To deliver high bandwidth, 5G technology uses much higher radio frequencies, and with those comes reduced ability to transmit over distance, or through any obstacles such as walls and structures. For 5G to work well, it will require a massive increase in the number of base stations. Most modern office blocks will also need to install 5G repeaters to enable the signals to reach reasonable coverage within their buildings.


It will take a long time for new 5G networks to be constructed and inevitably will first concentrate on the lower frequency channels to support self-driving vehicles on major trunk roads, one of the key applications driving 5G technology. So high speed broadband over 5G to remote premises will remain a distant dream for many years.


One solution to universal high-speed broadband everywhere, which is not heavily publicised, perhaps because it is not provided by an incumbent provider looking for a government handout, is to look ‘up’, and to the world’s two richest men.


A large constellation of connected satellites in low earth orbit (LEO) is capable of massive amounts of bandwidth delivered at low latency to anywhere on the planet. A small antenna can lock on to the nearest satellite as it passes over, and there will always be another coming after it.


Elon Musk’s SpaceX has already launched 1,000 LEO satellites for his Starlink system and plans to take this to 12,000. Meanwhile Jeff Bezos aims to spend $10bn to build his Kuiper competitor system of 3,236 satellites.

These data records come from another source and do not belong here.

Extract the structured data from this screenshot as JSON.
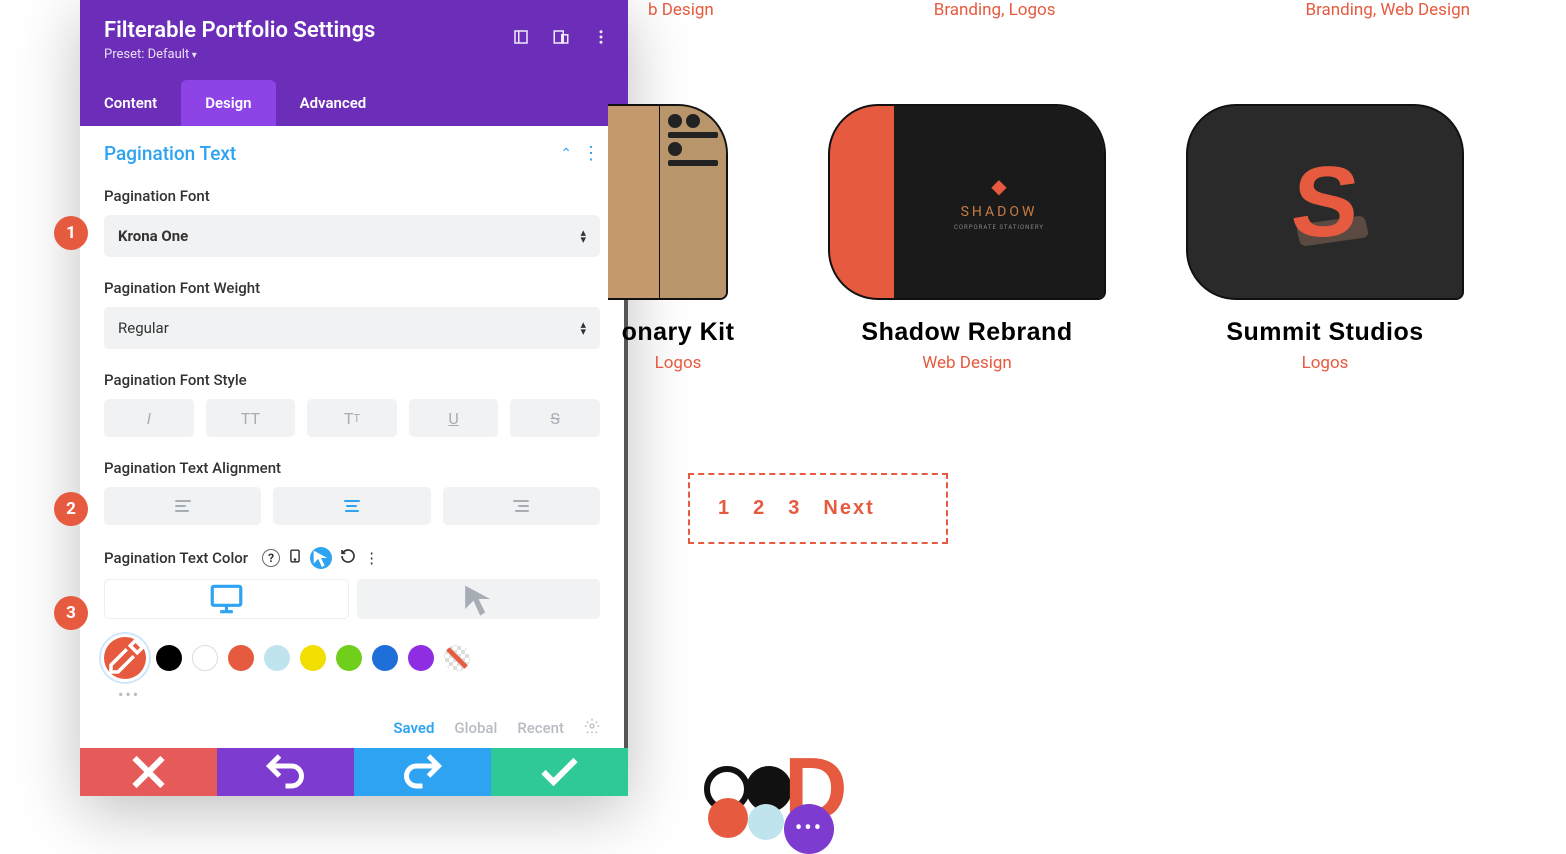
{
  "panel": {
    "title": "Filterable Portfolio Settings",
    "preset": "Preset: Default",
    "tabs": {
      "content": "Content",
      "design": "Design",
      "advanced": "Advanced"
    },
    "section_title": "Pagination Text",
    "fields": {
      "font": {
        "label": "Pagination Font",
        "value": "Krona One"
      },
      "weight": {
        "label": "Pagination Font Weight",
        "value": "Regular"
      },
      "style": {
        "label": "Pagination Font Style"
      },
      "align": {
        "label": "Pagination Text Alignment"
      },
      "color": {
        "label": "Pagination Text Color"
      }
    },
    "palette": {
      "picker": "#e65a3f",
      "swatches": [
        "#000000",
        "#ffffff",
        "#e65a3f",
        "#bfe4ee",
        "#f2de00",
        "#6fcf1b",
        "#1e6fd9",
        "#8e2de2"
      ]
    },
    "saved_tabs": {
      "saved": "Saved",
      "global": "Global",
      "recent": "Recent"
    },
    "badges": {
      "b1": "1",
      "b2": "2",
      "b3": "3"
    }
  },
  "preview": {
    "top_categories": [
      "b Design",
      "Branding, Logos",
      "Branding, Web Design"
    ],
    "cards": {
      "c1": {
        "title_fragment": "onary Kit",
        "cat": "Logos"
      },
      "c2": {
        "title": "Shadow Rebrand",
        "cat": "Web Design",
        "brand": "SHADOW"
      },
      "c3": {
        "title": "Summit Studios",
        "cat": "Logos"
      }
    },
    "pagination": {
      "p1": "1",
      "p2": "2",
      "p3": "3",
      "next": "Next"
    }
  }
}
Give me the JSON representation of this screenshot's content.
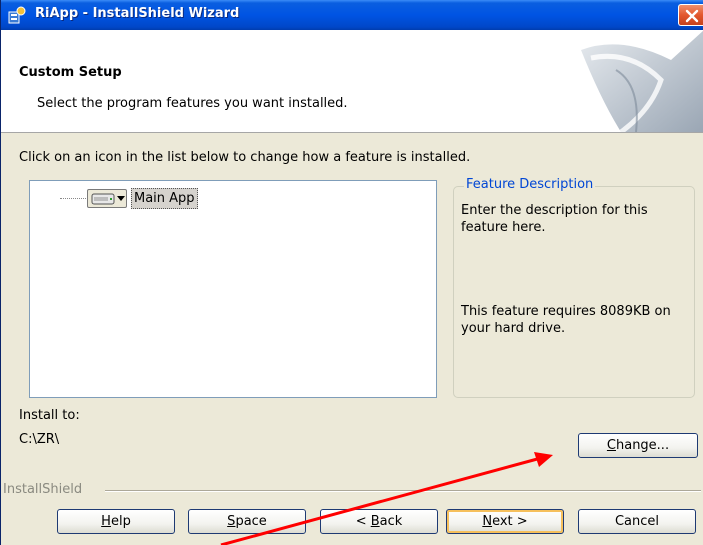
{
  "window": {
    "title": "RiApp - InstallShield Wizard",
    "close_icon": "close-icon"
  },
  "header": {
    "title": "Custom Setup",
    "subtitle": "Select the program features you want installed."
  },
  "main": {
    "instruction": "Click on an icon in the list below to change how a feature is installed.",
    "tree": {
      "items": [
        {
          "label": "Main App",
          "icon": "drive-icon"
        }
      ]
    },
    "description": {
      "legend": "Feature Description",
      "text": "Enter the description for this feature here.",
      "requirement": "This feature requires 8089KB on your hard drive."
    },
    "install": {
      "label": "Install to:",
      "path": "C:\\ZR\\"
    },
    "change_button": {
      "mnemonic": "C",
      "rest": "hange..."
    }
  },
  "footer": {
    "brand": "InstallShield",
    "buttons": {
      "help": {
        "mnemonic": "H",
        "rest": "elp"
      },
      "space": {
        "mnemonic": "S",
        "rest": "pace"
      },
      "back": {
        "prefix": "< ",
        "mnemonic": "B",
        "rest": "ack"
      },
      "next": {
        "mnemonic": "N",
        "rest": "ext >"
      },
      "cancel": {
        "label": "Cancel"
      }
    }
  },
  "colors": {
    "title_bar": "#0054e3",
    "legend_text": "#0046d5",
    "annotation_arrow": "#ff0000"
  }
}
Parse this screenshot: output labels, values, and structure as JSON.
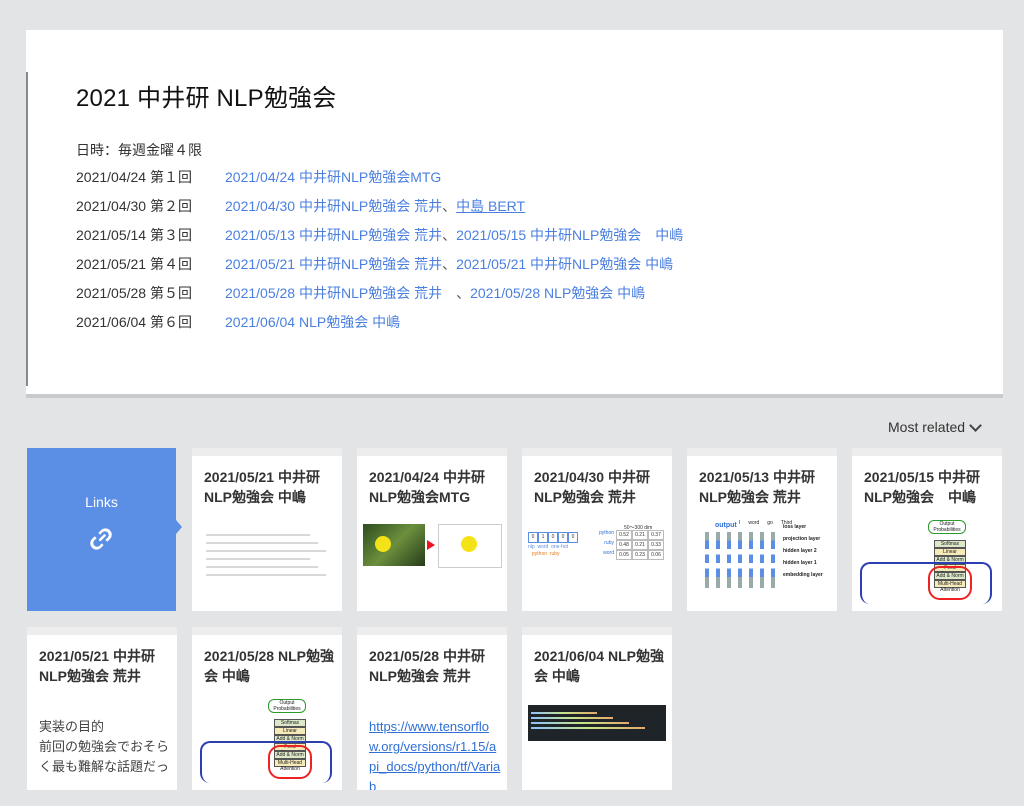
{
  "page": {
    "title": "2021 中井研 NLP勉強会",
    "schedule": "日時：毎週金曜４限"
  },
  "sessions": [
    {
      "date": "2021/04/24 第１回",
      "links": [
        "2021/04/24 中井研NLP勉強会MTG"
      ]
    },
    {
      "date": "2021/04/30 第２回",
      "links": [
        "2021/04/30 中井研NLP勉強会 荒井",
        "中島 BERT"
      ]
    },
    {
      "date": "2021/05/14 第３回",
      "links": [
        "2021/05/13 中井研NLP勉強会 荒井",
        "2021/05/15 中井研NLP勉強会　中嶋"
      ]
    },
    {
      "date": "2021/05/21 第４回",
      "links": [
        "2021/05/21 中井研NLP勉強会 荒井",
        "2021/05/21 中井研NLP勉強会 中嶋"
      ]
    },
    {
      "date": "2021/05/28 第５回",
      "links": [
        "2021/05/28 中井研NLP勉強会 荒井　",
        "2021/05/28 NLP勉強会 中嶋"
      ]
    },
    {
      "date": "2021/06/04 第６回",
      "links": [
        "2021/06/04 NLP勉強会 中嶋"
      ]
    }
  ],
  "separator": "、",
  "sort": {
    "label": "Most related"
  },
  "links_card": {
    "label": "Links",
    "icon": "link-icon"
  },
  "cards": [
    {
      "title": "2021/05/21 中井研NLP勉強会 中嶋",
      "thumb": "text-lines"
    },
    {
      "title": "2021/04/24 中井研NLP勉強会MTG",
      "thumb": "photo-smiley"
    },
    {
      "title": "2021/04/30 中井研NLP勉強会 荒井",
      "thumb": "onehot-table"
    },
    {
      "title": "2021/05/13 中井研NLP勉強会 荒井",
      "thumb": "rnn-layers"
    },
    {
      "title": "2021/05/15 中井研NLP勉強会　中嶋",
      "thumb": "transformer"
    },
    {
      "title": "2021/05/21 中井研NLP勉強会 荒井",
      "excerpt": "実装の目的\n前回の勉強会でおそらく最も難解な話題だっ"
    },
    {
      "title": "2021/05/28 NLP勉強会 中嶋",
      "thumb": "transformer"
    },
    {
      "title": "2021/05/28 中井研NLP勉強会 荒井",
      "url": "https://www.tensorflow.org/versions/r1.15/api_docs/python/tf/Variab"
    },
    {
      "title": "2021/06/04 NLP勉強会 中嶋",
      "thumb": "code"
    }
  ],
  "thumb_text": {
    "onehot": {
      "digits": [
        "0",
        "1",
        "0",
        "0",
        "0"
      ],
      "labels": [
        "nlp",
        "word",
        "one-hot"
      ],
      "colored": [
        "python",
        "ruby"
      ],
      "dim": "50～300 dim",
      "rows": [
        {
          "name": "python",
          "vals": [
            "0.52",
            "0.21",
            "0.37"
          ]
        },
        {
          "name": "ruby",
          "vals": [
            "0.48",
            "0.21",
            "0.33"
          ]
        },
        {
          "name": "word",
          "vals": [
            "0.05",
            "0.23",
            "0.06"
          ]
        }
      ]
    },
    "rnn": {
      "output": "output",
      "tops": [
        "I",
        "word",
        "go",
        "Third"
      ],
      "layers": [
        "loss layer",
        "projection layer",
        "hidden layer 2",
        "hidden layer 1",
        "embedding layer"
      ]
    },
    "transformer": {
      "labels": [
        "Output Probabilities",
        "Softmax",
        "Linear",
        "Add & Norm",
        "Feed Forward",
        "Add & Norm",
        "Multi-Head Attention"
      ]
    }
  },
  "colors": {
    "link": "#4a7fe0",
    "accent": "#5b8fe6",
    "page_bg": "#e3e4e6"
  }
}
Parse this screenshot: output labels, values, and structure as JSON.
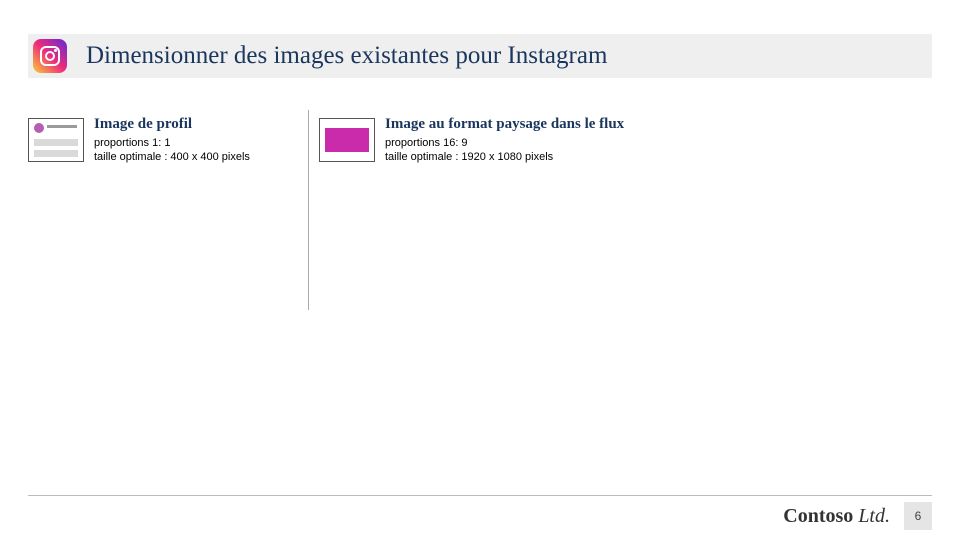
{
  "slide": {
    "title": "Dimensionner des images existantes pour Instagram"
  },
  "specs": {
    "profile": {
      "title": "Image de profil",
      "line1": "proportions 1: 1",
      "line2": "taille optimale : 400 x 400 pixels"
    },
    "landscape": {
      "title": "Image au format paysage dans le flux",
      "line1": "proportions 16: 9",
      "line2": "taille optimale : 1920 x 1080 pixels"
    }
  },
  "footer": {
    "brand_main": "Contoso",
    "brand_suffix": " Ltd.",
    "page_number": "6"
  }
}
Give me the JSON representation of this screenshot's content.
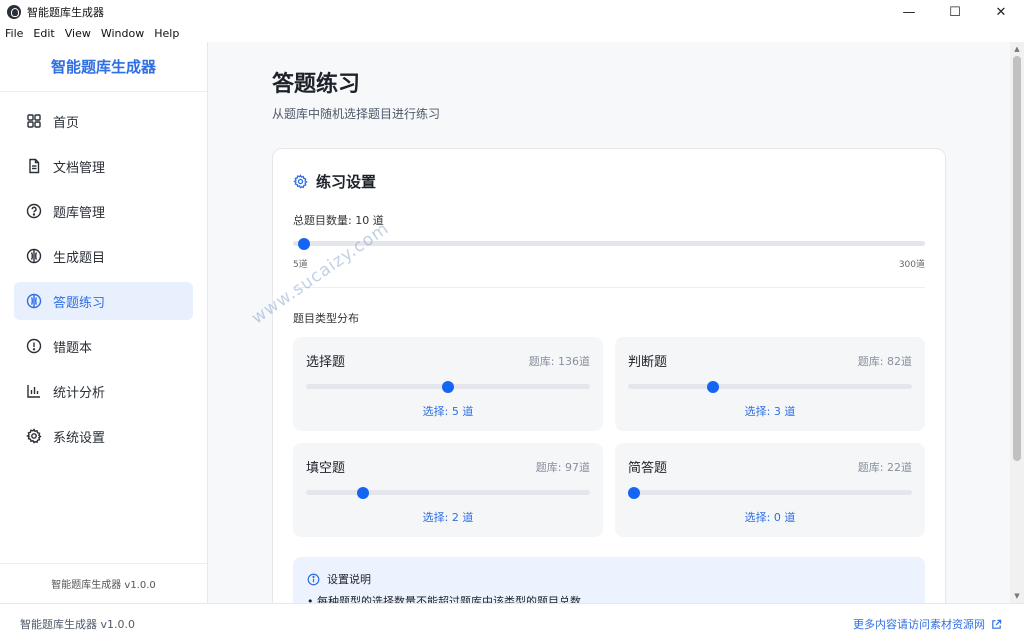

And there are others, including OneWeb, now 45% owned by the UK Government, which also promises fast internet service anywhere.


But given both Elon Musk and Jeff Bezos, arguably the two most competitive men on the planet, who both typically employ razor-thin margins to win market share, it would be risky to assume that anyone will make much money for a while – which is great news for the customer.


Government should stop subsidising Openreach. High-speed broadband, at a very competitive price, will soon come down from the sky.